Après avoir organisé, jeudi, un sit-in de protestation au niveau du Tribunal Abane-Ramdane, en plus du boycott des activités judiciaires au niveau de la Cour d’Alger et des institutions judiciaires qui lui sont affiliées…», les avocats devraient poursuivre leur mouvement de protestation avec une manifestation, aujourd’hui dimanche, entre la Cour suprême et le siège de la Cour constitutionnelle puis, avec de nouveaux boycotts des audiences à partir de lundi.

Par Nadir Kadi
Un mouvement qui réunit notamment l’Union nationale des ordres des avocats (Unoa) et le Barreau d’Alger, un communiqué de l’Unoa précisait en ce sens que ces protestations interviennent «après le blocage des voies de communication avec les autorités concernées par le système d’impôts imposé par la loi de finances 2022».
Par ailleurs, il est également à souligner que les avocats appréhendent l’annonce, prévue ce dimanche, des conclusions de la Cour constitutionnelle quant à la «non-constitutionnalité» d’un article de loi de 2013 qu’ils estiment, pour leur part, comme garantie de «l’indépendance» de leur profession.
En effet, mouvement débuté dès le 9 novembre dernier à l’issue d’une première réunion de l’Unoa, le principal motif de la colère des avocats – du moins le plus apparent – reste l’adoption par l’APN, le 15 novembre, du projet de loi de finances 2022 qui préfigure une réorganisation profonde du régime d’imposition et son extension aux avocats.

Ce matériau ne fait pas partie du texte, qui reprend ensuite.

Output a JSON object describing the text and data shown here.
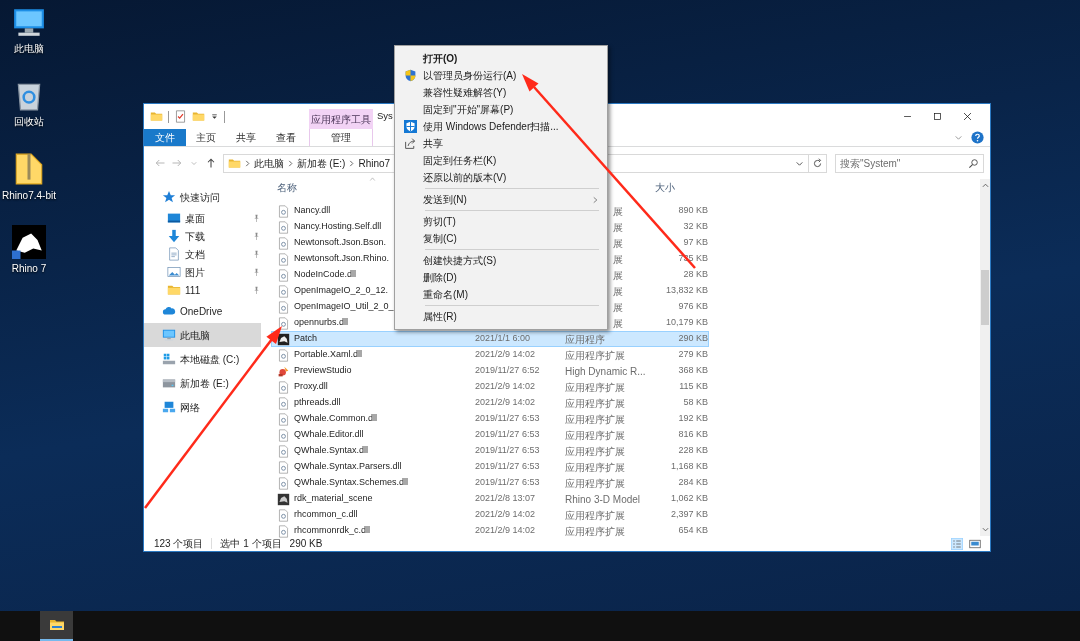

Une modification, qui, selon une déclaration du Barreau d’Alger, «a mis sur un pied d’égalité l’avocat, l’industriel et le commerçant», aurait également été inscrite et maintenue dans le projet de loi, sans concertation avec la corporation et malgré «les propositions» de cette dernière en faveur de l’application du prélèvement à la source, jugé plus «équitable». Dans cette logique, l’Unoa, dans un communiqué signé par son président, Tairi Brahim, a fait savoir, vendredi, que le travail judiciaire «sera boycotté» les 29 et 30 novembre ainsi que les 1er et 2 décembre dans toutes les instances judiciaires civiles et militaires.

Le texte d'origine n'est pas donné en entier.